On first appearances, it might seem as if researchers at the University of California, San Diego Center for Networked Systems are working at cross-purposes to one another.
Many CNS researchers are exploiting the rise of mobile and cloud computing to make data available anytime, anywhere and to anyone, at faster speeds and greater reliability. Meanwhile, their colleagues across the hall (and sometimes even across the desk) strive to make that data impossible for anyone to access at any time—or at least anyone who is not an authorized user.
That philosophical tension is part and parcel of what CNS researchers call "the beauty of the decentralized system," which has grown to dominate the way people create, share and store information. At its two-day, twice-yearly research review—held earlier this month on the UC San Diego campus—CNS demonstrated its role as a major player in the ongoing process of designing, managing and improving data center and wide-area networks. CNS graduate students were a significant presence at the review as well, both as presenters and as participants in a poster session and reception that showcased their work.

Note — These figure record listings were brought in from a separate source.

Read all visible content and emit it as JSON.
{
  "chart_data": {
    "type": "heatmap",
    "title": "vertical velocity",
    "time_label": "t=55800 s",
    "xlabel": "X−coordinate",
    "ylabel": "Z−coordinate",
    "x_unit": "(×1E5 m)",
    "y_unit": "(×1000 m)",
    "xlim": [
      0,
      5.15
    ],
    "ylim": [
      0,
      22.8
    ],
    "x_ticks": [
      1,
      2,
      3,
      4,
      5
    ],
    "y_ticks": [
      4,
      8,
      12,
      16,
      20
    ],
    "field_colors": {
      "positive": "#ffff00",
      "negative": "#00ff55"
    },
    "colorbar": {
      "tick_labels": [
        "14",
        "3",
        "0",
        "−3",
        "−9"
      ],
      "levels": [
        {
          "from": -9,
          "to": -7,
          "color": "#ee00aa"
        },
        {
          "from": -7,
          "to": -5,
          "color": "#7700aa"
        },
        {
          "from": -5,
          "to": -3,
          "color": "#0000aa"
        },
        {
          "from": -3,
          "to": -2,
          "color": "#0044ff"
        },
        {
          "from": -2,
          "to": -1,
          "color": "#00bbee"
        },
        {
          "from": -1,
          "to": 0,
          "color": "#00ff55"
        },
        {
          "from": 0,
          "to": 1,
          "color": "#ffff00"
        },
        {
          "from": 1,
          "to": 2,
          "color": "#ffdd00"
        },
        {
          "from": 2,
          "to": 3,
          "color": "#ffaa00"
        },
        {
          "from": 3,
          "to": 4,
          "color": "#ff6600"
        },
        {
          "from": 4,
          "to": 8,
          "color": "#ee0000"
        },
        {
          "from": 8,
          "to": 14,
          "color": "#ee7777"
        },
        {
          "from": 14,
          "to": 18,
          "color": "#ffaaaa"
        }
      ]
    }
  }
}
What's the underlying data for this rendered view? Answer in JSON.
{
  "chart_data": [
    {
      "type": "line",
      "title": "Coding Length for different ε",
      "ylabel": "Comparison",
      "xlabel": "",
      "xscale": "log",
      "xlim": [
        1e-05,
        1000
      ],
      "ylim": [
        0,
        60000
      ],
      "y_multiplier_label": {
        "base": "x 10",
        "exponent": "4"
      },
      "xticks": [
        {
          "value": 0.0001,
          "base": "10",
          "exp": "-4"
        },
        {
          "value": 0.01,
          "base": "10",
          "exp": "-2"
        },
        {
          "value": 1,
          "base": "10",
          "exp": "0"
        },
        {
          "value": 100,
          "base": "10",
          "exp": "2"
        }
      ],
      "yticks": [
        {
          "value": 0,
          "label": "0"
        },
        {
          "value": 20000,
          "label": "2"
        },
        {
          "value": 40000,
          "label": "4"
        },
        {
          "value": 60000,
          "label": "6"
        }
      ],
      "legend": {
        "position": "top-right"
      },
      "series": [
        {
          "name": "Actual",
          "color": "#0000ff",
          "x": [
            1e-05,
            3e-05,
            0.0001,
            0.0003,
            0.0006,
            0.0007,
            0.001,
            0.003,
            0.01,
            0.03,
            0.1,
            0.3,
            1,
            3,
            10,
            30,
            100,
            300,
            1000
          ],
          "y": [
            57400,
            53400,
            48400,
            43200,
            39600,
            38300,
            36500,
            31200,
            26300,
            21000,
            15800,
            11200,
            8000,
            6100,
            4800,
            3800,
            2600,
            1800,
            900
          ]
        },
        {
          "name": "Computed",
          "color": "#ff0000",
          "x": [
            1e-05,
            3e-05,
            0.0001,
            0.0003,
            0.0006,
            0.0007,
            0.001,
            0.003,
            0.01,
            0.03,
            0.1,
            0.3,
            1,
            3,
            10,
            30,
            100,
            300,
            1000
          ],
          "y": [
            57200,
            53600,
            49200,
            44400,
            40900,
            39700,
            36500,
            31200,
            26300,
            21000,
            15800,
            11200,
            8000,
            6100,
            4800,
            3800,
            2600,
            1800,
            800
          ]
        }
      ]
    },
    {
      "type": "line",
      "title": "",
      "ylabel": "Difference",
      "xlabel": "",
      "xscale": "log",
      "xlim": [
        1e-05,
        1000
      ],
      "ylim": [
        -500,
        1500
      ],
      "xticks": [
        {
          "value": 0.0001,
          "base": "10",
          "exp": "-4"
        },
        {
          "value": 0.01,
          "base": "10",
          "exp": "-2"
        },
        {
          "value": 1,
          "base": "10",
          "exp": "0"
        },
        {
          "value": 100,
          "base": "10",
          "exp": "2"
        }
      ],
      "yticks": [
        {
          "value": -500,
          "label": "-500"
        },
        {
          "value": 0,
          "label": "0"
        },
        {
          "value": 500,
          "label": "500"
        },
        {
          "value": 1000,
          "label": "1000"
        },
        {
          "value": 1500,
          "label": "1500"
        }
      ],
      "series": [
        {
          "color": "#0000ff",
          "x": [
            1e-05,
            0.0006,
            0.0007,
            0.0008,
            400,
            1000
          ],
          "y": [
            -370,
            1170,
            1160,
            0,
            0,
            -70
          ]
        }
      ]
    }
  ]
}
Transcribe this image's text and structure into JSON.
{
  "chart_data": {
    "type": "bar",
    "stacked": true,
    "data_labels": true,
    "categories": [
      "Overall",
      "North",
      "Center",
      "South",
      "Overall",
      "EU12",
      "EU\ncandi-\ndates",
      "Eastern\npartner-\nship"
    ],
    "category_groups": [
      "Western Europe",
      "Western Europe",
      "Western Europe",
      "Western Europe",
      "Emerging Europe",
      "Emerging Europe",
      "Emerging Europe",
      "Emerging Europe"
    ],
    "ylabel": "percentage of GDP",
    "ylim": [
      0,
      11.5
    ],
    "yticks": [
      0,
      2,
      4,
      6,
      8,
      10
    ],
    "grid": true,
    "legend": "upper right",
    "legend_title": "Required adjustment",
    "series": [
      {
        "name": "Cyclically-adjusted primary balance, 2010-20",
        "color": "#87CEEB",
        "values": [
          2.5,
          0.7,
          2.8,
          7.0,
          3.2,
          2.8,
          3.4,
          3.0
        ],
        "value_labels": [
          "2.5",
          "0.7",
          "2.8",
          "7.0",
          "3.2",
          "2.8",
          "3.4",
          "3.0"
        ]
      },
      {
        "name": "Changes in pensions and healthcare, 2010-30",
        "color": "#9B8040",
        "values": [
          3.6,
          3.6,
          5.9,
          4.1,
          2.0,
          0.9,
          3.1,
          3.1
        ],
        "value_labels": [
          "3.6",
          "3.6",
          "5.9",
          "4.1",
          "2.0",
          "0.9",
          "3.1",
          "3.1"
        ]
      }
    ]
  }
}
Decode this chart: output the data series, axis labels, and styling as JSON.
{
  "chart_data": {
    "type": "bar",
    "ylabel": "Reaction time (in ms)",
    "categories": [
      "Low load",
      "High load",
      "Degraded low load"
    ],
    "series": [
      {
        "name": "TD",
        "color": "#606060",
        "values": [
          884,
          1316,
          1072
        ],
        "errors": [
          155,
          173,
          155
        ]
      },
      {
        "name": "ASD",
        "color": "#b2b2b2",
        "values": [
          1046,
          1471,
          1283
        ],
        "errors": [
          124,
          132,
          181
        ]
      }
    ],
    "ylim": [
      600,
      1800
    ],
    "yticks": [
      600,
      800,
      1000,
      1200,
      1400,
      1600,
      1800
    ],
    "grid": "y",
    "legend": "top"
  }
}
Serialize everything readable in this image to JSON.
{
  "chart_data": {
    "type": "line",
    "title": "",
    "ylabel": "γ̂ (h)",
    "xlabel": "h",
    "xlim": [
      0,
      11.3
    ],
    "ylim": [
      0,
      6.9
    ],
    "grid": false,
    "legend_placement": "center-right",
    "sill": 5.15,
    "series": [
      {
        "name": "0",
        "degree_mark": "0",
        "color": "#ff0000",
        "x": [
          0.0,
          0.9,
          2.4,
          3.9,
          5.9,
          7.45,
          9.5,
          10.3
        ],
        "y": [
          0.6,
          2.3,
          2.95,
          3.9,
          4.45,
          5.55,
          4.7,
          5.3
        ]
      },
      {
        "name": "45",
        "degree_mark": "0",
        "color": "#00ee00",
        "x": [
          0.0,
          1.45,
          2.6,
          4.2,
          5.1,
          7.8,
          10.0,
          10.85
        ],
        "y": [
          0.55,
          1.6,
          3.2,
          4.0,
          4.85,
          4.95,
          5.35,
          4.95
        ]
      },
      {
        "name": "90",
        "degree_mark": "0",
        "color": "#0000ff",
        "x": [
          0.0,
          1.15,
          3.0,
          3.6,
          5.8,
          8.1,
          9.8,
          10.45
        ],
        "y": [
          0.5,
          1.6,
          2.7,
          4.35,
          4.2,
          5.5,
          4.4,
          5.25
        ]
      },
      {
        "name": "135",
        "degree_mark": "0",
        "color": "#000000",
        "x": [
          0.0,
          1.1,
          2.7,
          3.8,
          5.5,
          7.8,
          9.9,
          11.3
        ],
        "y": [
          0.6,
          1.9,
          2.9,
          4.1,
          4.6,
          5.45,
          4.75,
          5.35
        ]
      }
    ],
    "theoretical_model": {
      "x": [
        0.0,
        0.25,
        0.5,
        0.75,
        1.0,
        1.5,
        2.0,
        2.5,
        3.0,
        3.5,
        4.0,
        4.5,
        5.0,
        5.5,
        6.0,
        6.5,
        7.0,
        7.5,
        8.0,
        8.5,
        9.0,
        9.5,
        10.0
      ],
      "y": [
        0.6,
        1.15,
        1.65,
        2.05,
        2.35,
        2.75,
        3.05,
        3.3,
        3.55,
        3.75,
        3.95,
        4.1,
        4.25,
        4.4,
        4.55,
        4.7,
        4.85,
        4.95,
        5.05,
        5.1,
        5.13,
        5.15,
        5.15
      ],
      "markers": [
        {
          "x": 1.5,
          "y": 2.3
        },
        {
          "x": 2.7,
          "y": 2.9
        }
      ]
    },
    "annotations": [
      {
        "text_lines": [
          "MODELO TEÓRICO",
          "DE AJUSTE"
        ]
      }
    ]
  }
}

"UCSD is just an awesome place," enthused research scientist George Porter, who is also the associate director of CNS. He said that the principal investigators at CNS—many of whom are based at the Qualcomm Institute—"are known for making big contributions in designing scalable, fault-tolerable networks and understanding how networks work. They're known for developing and designing next generation storage technologies and they're also making advances in terms of security writ large, from understanding how spam works to understanding how to make the computerized systems in cars safer and more reliable."
If there's any occupational hazard to working in the field of networked systems, said Porter, it's that researchers sometimes get so entrenched in their own piece of the puzzle that they don't always stop to think about what the whole puzzle should look like.
"The research review is both a way for us to advertise and expand our influence and impact and also as researchers to connect with our member companies and others in industry to understand their problems," he said. "We don't always spend a lot of time talking about those big abstract topics when we're working from day-to-day."
One of those member companies is Google, which recently recruited CNS researcher and Computer Science and Engineering Professor Amin Vahdat to help re-architect one of its Wide-Access Networks (WAN), known as B4. The B4 network connects Google's many data centers, and a second Google WAN makes it possible for the public to conduct Internet searches, download YouTube videos, etc.
Vahdat presented a summary of Google's efforts to economize and improve B4 as one of the keynote talks at the research review, which was attended by several representatives from CNS' half dozen other industry partners (Cisco, Microsoft and Oracle among them).
One of the challenges Vahdat's team faced in redesigning the B4 network stems from the sheer amount of data being shared via the WAN at any given time. According toWired magazine, Google serves a full 25 percent of Internet traffic in North America. Because users want that traffic to flow as quickly as possible and do not want to be exposed to the effects of individual link failures, Google's WAN must consequently 'overprovision' data paths, or take more bandwidth than it really needs. Vahdat explained that for a speed of 10 Gb/sec data, for example, the path must be capable of handling 30 to 40 Gb/sec.
Despite the high demand on its networks, existing WANs cannot run at 100 percent capacity because doing so can cause packet failures (and subsequent data loss). When a path fails, noted Vahdat, "we don't know which path to provision" because the system is so decentralized.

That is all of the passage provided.